For my use case, which involved technical manuals with primarily text content and simple layouts, PyMuPDF produced equivalent results to unstructured without the processing overhead.

Implementation Notes

A few considerations when using PyMuPDF:

Memory efficiency: PyMuPDF loads documents into memory. For very large PDFs (500+ pages), process in batches or use page.get_text("blocks") to extract incrementally.
Text ordering: PyMuPDF returns text in reading order, which works correctly for most documents. For complex layouts, verify text sequence manually.
Missing features: PyMuPDF doesn’t provide OCR or advanced table structure extraction.
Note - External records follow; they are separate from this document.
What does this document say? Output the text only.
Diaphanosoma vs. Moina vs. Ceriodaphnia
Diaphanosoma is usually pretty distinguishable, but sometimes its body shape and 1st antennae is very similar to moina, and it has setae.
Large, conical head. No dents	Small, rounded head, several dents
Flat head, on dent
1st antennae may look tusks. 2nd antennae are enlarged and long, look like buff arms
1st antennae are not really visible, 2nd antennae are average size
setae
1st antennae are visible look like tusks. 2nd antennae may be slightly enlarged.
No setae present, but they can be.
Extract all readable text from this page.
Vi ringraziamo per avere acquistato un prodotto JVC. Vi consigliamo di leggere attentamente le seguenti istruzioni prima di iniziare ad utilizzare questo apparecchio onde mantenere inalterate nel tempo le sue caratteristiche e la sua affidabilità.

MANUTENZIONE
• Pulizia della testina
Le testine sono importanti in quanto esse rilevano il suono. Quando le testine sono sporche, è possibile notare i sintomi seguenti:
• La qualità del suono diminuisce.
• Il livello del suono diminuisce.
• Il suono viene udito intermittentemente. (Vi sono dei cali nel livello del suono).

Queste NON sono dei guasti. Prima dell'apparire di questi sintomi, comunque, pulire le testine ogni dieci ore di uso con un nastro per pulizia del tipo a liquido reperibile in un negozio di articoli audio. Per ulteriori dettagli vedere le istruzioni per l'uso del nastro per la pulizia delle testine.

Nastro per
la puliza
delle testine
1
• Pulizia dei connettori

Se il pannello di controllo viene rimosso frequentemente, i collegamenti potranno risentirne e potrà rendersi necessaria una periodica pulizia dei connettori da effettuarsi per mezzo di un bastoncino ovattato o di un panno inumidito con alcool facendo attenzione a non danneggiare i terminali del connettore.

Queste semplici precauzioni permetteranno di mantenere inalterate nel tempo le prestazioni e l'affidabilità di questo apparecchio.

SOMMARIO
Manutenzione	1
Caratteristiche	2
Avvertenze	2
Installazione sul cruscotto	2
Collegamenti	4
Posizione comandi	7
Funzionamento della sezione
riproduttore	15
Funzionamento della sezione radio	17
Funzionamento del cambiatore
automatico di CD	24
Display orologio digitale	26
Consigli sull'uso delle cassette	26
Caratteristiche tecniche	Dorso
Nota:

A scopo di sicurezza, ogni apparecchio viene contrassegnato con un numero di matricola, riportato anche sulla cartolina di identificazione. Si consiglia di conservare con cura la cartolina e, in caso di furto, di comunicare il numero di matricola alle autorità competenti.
If you need these features, consider using PyMuPDF for text extraction and targeted tools for specific requirements.
Dependencies: PyMuPDF has minimal dependencies compared to unstructured, which requires multiple heavyweight libraries.

Results

After switching to PyMuPDF, the complete pipeline processed all 215 manuals in under 15 minutes including:

Text extraction: 11.3 minutes
Chunking and preprocessing: 2.1 minutes
Embedding generation: 8.4 minutes (separate batch job)
Vector database insertion: 1.8 minutes

The processed corpus contained approximately 42,000 text chunks, which enabled semantic search across the entire manual collection with sub-second query response times.

For PDF text extraction where speed matters and complex layout analysis isn’t required, PyMuPDF delivers significant performance advantages over more comprehensive document parsing libraries.